Myeloid sarcoma (MS) is an extramedullary malignancy of myeloid origin. It can occur in any organ. Common sites are skin, bone, lymph nodes, and soft tissue. Central nervous system (CNS) involvement is very uncommon. We report 12 new pathology-confirmed cases of CNS MS with literature review. Median age was 42.5 years (range: 0 - 84 years).

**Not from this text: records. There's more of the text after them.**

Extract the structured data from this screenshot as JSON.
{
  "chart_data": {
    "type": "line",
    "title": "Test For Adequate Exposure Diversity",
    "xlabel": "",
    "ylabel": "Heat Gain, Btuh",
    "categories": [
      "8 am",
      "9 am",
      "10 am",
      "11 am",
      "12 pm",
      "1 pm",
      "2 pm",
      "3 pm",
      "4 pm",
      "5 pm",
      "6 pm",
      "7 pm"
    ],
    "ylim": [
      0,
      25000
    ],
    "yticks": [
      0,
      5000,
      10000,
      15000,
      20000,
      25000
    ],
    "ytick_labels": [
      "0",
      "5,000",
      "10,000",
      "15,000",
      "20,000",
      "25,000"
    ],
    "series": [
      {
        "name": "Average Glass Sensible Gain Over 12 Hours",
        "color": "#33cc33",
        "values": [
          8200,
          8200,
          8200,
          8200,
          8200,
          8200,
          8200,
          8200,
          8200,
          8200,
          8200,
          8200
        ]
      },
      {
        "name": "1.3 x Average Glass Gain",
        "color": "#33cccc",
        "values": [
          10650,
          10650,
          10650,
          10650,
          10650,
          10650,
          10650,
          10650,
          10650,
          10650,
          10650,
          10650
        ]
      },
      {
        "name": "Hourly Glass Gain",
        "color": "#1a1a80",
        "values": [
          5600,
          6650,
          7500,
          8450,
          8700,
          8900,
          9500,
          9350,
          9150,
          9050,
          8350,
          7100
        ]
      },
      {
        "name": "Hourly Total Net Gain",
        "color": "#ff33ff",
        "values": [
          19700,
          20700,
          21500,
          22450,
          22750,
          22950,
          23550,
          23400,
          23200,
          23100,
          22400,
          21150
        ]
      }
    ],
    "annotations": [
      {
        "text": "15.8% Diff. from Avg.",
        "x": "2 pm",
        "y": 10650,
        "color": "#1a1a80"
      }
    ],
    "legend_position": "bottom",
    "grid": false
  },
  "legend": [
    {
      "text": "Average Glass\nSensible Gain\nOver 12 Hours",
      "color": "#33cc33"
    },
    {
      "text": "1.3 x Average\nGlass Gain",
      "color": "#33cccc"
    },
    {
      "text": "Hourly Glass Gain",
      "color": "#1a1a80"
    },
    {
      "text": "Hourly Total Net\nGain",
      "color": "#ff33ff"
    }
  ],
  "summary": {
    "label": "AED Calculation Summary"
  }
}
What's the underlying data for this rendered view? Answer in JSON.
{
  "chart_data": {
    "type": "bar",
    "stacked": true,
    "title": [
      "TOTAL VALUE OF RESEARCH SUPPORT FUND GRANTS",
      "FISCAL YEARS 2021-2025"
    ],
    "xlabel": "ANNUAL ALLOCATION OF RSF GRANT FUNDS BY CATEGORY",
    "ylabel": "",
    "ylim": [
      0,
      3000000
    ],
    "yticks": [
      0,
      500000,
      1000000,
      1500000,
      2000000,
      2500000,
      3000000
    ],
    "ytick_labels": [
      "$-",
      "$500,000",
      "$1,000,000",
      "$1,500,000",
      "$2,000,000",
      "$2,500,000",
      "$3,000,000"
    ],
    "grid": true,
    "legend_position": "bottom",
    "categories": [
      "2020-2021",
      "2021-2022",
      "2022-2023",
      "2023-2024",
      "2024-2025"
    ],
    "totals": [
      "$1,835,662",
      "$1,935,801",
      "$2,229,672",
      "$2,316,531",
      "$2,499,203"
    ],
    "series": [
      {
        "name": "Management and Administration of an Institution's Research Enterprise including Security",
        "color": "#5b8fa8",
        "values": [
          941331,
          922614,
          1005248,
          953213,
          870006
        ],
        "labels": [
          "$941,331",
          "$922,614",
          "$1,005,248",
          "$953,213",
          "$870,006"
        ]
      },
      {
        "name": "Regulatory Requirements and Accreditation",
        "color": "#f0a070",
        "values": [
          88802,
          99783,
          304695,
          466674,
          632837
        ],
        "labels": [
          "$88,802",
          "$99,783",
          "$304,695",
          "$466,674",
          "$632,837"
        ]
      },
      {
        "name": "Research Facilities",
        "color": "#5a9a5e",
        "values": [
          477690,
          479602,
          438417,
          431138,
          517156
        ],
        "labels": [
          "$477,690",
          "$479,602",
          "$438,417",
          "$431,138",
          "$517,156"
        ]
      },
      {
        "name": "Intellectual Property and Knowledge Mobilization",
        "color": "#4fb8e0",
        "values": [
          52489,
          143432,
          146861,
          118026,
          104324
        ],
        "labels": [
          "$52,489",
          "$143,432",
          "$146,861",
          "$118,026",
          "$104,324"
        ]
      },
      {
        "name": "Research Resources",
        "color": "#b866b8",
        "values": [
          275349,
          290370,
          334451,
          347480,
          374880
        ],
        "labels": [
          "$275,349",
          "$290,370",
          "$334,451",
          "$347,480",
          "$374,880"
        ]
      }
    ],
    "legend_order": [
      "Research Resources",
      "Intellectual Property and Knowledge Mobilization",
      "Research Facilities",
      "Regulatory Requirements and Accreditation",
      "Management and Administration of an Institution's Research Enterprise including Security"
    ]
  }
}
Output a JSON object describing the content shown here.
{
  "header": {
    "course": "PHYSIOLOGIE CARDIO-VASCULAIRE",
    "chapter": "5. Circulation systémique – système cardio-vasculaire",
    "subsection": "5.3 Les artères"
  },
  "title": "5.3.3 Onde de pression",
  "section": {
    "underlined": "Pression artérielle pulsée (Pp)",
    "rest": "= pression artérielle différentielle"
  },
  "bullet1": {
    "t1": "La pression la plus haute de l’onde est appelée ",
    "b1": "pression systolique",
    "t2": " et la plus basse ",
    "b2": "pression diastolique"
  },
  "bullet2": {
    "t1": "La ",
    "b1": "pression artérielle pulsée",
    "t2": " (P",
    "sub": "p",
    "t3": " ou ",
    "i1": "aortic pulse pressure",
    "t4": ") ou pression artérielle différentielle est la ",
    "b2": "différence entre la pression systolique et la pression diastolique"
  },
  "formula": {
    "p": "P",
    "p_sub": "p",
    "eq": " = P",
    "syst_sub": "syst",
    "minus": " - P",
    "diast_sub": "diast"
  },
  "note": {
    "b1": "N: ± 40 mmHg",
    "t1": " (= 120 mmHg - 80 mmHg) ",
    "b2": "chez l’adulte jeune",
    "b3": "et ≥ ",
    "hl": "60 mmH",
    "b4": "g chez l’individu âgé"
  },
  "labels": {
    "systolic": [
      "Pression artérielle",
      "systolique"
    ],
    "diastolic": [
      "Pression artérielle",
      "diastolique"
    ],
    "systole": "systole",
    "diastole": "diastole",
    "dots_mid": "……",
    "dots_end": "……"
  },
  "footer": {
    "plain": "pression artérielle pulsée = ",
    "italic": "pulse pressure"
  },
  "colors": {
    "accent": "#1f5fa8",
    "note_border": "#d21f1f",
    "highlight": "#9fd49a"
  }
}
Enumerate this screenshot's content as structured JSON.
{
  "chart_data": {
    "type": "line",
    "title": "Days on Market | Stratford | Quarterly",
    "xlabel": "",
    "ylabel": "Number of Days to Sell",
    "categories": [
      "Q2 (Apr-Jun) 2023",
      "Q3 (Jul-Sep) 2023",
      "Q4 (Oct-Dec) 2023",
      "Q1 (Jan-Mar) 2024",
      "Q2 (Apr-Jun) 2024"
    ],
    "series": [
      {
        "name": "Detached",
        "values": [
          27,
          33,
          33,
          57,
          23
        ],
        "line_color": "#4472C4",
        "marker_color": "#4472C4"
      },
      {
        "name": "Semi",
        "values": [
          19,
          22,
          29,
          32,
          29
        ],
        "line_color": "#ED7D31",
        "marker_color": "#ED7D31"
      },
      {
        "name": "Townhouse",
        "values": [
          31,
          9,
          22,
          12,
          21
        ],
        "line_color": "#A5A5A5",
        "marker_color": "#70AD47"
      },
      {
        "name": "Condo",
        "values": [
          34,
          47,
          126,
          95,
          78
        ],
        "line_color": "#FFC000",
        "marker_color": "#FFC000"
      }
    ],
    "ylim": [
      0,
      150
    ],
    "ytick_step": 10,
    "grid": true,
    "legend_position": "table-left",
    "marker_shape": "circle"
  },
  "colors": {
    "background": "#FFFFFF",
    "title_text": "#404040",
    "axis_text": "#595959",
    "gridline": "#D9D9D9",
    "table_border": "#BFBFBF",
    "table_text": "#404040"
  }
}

Bone marrow involvement by hematologic neoplasia was co-incidental (n = 8) or occurred 8 - 51 months prior to CNS MS (n = 3). Abnormal radiological findings detected in all patients, included hemorrhagic (n = 5) or enhancing (n = 2) lesions, with multiple ring-enhancing dura-based masses in 1 patient. Seven tumors had abnormal cytogenetics including: t(11; 19) (q23; p13.3), +8, inv (16), t(9; 22), t(8; 21), del(5q), and +21. One had a complex karyotype and 2 were cytogenetically normal. One MS had the JAK2(V617F) mutation. Treatment modalities included surgery for decompression (n = 2), radiotherapy (n = 2), chemotherapy (n = 6), and stem cell transplant (n = 2). Nine patients died days to 12 months post CNS MS diagnosis (median = 4 months). Two patients were alive without evidence of disease at 16 and 50 months following MS diagnosis and one was lost to follow-up. The clinical and imaging features for CMS MS overlap with those of intracranial hemorrhage and primary CNS tumors. It is therefore important to maintain a high index of suspicion and perform a biopsy whenever clinically appropriate. A meticulous workup is necessary to avoid misdiagnosis of other hematopoietic or nonhematopoietic neoplasms. Since CNS MS is potentially curable, timely recognition is paramount.